Translating the Internet

Since its earliest days, the Internet filled us with the hope of uniting all of humanity. With information traveling at the speed of light, we thought, geographic location wouldn’t matter and anyone who shared our interests would be within reach.

But there’s an age-old problem working against our utopian dreams of the web uniting the world: the language barrier. After all, it doesn’t matter what you have access to if you can’t read it.

In the first couple decades of the Internet, we had a simple, if unsustainable, solution. Most people used English — even if it wasn’t their native language.

Ethan Zuckerman, the founder of the multi-lingual blog network Global Voices, observed this phenomenon as recently as 2004. He was at dinner with a couple dozen bloggers in Amman, Jordan who were chatting away in Arabic.

“But almost all of them were blogging in English at that point,” Zuckerman explains. “Out of that group of people that I had dinner with, a lot of those people blog in Arabic now. And I’ve gone back and talked to some of them… and one said to me, ‘When we were trying this in 2004 there were very few Arabic speakers online, and we just couldn’t write for that audience. But now our friends, our peers, our neighbors are all online. That’s who we want to reach.’”

The numbers support this anecdote. According to Internet World Stats, Arabic users on the Internet have increased by more than 2,000 percent over the past decade. Chinese will soon replace English as the most-used language on the web. And dozens of other languages are experiencing huge growth. On the one hand this is great: the more people who come online, the better. But as they join the web using different languages, how do we stop the internet from fracturing along language lines?

Many think a big part of the solution will be machine translation. Translation software has been around for decades with a mediocre track record, but Google’s translation service, Google Translate, is producing impressive results and improving quickly.
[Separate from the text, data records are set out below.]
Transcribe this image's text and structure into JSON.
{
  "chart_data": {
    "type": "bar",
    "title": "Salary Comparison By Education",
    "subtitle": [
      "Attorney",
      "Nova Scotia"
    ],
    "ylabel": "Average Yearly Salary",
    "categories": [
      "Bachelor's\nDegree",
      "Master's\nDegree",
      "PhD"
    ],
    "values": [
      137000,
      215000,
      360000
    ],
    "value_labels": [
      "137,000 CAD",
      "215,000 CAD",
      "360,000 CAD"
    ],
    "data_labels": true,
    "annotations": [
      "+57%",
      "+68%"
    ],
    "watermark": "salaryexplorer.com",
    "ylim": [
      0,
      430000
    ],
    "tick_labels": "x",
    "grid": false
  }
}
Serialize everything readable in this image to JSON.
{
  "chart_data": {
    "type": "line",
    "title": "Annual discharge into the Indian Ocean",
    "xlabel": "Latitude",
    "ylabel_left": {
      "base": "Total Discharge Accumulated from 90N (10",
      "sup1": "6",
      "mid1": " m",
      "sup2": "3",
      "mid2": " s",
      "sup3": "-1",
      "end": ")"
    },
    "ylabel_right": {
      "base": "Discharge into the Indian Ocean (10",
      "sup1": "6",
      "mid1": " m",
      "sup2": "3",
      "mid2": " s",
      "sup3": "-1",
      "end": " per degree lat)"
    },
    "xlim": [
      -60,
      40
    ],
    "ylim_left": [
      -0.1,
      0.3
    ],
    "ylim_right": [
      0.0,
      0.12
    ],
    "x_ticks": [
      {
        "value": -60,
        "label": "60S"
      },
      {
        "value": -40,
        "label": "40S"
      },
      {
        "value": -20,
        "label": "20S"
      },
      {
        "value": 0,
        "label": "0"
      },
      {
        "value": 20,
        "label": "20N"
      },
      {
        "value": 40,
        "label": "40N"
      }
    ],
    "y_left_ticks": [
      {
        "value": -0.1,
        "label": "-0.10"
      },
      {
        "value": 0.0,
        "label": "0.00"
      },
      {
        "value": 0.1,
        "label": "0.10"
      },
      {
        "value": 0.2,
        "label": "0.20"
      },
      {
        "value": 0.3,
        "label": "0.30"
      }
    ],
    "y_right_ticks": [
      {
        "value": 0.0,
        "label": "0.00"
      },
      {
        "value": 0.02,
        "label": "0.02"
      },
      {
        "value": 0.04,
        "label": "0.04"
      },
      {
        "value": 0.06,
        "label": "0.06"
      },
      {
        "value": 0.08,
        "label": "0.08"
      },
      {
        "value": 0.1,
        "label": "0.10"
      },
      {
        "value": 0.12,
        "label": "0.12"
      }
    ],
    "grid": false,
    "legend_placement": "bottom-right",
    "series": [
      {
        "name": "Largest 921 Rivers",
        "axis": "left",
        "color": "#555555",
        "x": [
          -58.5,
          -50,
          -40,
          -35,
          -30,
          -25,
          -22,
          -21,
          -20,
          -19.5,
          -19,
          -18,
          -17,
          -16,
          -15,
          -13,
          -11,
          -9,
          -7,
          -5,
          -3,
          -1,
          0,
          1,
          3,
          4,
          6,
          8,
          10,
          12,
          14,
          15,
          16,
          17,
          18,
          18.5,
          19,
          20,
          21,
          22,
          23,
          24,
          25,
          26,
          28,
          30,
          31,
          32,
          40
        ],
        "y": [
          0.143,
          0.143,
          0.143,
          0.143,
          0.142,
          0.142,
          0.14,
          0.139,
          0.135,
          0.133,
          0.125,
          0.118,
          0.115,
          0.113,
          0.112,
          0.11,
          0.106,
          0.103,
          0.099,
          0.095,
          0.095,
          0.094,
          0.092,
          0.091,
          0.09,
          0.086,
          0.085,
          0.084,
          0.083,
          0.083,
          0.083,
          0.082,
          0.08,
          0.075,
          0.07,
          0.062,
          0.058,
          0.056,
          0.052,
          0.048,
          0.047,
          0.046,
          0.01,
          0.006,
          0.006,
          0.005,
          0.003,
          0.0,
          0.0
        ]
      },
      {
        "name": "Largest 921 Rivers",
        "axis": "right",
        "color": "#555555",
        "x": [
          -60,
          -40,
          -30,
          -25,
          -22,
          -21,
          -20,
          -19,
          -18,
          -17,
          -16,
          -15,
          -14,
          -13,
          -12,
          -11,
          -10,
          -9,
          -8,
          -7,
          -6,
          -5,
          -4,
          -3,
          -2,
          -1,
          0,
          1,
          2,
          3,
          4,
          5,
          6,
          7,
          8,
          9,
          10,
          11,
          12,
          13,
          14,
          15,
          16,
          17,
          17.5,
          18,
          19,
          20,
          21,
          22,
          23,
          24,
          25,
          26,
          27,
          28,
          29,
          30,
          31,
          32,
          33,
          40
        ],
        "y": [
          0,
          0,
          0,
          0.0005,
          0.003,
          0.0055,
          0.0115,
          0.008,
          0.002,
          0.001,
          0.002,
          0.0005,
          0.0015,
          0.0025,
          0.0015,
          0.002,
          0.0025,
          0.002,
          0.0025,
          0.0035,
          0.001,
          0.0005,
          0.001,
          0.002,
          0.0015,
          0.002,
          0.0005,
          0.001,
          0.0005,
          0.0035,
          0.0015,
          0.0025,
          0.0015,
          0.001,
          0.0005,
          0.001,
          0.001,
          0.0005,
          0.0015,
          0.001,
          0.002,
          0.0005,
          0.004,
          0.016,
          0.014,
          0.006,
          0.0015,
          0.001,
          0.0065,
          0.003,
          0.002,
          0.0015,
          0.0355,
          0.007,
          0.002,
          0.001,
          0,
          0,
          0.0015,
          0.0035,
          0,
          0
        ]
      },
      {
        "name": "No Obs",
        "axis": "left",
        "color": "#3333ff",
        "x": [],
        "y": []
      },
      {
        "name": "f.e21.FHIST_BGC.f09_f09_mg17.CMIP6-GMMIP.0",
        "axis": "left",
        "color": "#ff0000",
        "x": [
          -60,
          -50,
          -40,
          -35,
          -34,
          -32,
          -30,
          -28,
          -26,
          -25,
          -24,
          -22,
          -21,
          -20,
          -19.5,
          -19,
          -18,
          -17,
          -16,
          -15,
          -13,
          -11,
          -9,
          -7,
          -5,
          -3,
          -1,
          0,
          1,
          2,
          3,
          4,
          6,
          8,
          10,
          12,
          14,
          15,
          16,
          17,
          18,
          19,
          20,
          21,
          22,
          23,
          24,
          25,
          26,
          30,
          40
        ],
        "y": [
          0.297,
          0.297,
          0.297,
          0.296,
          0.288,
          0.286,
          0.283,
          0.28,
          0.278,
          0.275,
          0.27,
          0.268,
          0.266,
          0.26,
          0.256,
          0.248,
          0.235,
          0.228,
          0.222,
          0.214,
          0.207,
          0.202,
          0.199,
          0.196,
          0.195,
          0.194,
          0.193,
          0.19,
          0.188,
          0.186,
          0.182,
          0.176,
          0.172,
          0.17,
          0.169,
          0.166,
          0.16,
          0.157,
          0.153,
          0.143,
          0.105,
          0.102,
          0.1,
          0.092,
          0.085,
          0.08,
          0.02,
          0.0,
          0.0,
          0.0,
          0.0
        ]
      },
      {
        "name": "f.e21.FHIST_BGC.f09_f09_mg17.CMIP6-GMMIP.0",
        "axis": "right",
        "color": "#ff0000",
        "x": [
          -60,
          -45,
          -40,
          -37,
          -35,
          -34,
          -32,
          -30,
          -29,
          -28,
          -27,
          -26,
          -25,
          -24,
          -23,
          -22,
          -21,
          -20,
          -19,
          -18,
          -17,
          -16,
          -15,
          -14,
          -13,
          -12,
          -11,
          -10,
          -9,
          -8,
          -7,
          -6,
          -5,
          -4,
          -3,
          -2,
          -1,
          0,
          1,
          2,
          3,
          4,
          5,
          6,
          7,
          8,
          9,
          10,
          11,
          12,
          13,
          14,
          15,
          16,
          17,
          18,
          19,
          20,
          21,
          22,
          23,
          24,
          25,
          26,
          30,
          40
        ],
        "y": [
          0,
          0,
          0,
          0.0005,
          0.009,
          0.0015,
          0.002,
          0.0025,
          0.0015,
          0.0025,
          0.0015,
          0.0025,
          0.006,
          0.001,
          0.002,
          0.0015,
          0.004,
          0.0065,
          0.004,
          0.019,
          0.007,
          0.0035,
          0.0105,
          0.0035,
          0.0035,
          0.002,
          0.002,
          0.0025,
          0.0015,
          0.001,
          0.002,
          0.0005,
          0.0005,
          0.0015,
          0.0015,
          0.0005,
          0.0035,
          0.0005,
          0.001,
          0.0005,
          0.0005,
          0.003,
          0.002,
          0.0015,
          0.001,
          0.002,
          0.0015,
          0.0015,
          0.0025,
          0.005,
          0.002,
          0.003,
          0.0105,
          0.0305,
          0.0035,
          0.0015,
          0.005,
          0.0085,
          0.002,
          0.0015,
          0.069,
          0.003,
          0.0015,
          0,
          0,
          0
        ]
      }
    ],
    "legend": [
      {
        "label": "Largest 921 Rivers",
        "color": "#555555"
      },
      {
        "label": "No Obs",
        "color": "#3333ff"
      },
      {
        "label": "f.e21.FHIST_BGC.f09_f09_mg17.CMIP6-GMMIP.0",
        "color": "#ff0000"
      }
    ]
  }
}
“What we do is use hundreds of billions of words that Google infrastructure has access to,” says Michael Galvez, Project Manager at Google Translates. Google’s computers scour the web, suck in all that text, analyze it and learn how people actually write. Google combines that information with high-quality translation transcripts to make a pretty amazing machine translator. Check out this article from a Spanish Newspaper in translated into English. Not bad, eh?

But some language combinations work much better than others and even when the translation’s good, it’s never perfect.

“Google Translate is good at helping you get what is called a gestation or essentially the essence of what the other person is communicating,” says Goolgle’s Michael Galvez.

I’m skeptical that “gestations” will be enough. Much of what we read on the web is written beautifully or full of nuance and software will never be able to translate that. So some translation projects, like a new website called Meedan.net, are still using good ol’ humans.

“The idea is a Wikipedia-style approach to translation,” says Meedan founder Ed Bice. Meedan uses a mix of human and machine translation to present articles, blog posts, and comments about the Middle East in hopes of bridging the gap between the Arabic and English-speaking worlds.

The comments following an article like this one show how the presentation of the translated text will also be an important issue to tackle. Google Translate essentially wipes out the foreign language, showing you web pages only in your language. Meedan instead has the English and Arabic side-by-side. This layout is a valuable addition to the translations themselves when it allows you to see comments bouncing back and forth between languages.

Internet thinkers say both machine translation and human translating projects will continue to improve rapidly over the next decade. Few are eager to predict when, if ever, a Star Trek-style universal translator will emerge. But as more and more of the web moves away from English, I have feeling we’ll be using more and more of these services. After all, 73 percent of the Internet right now is not in English.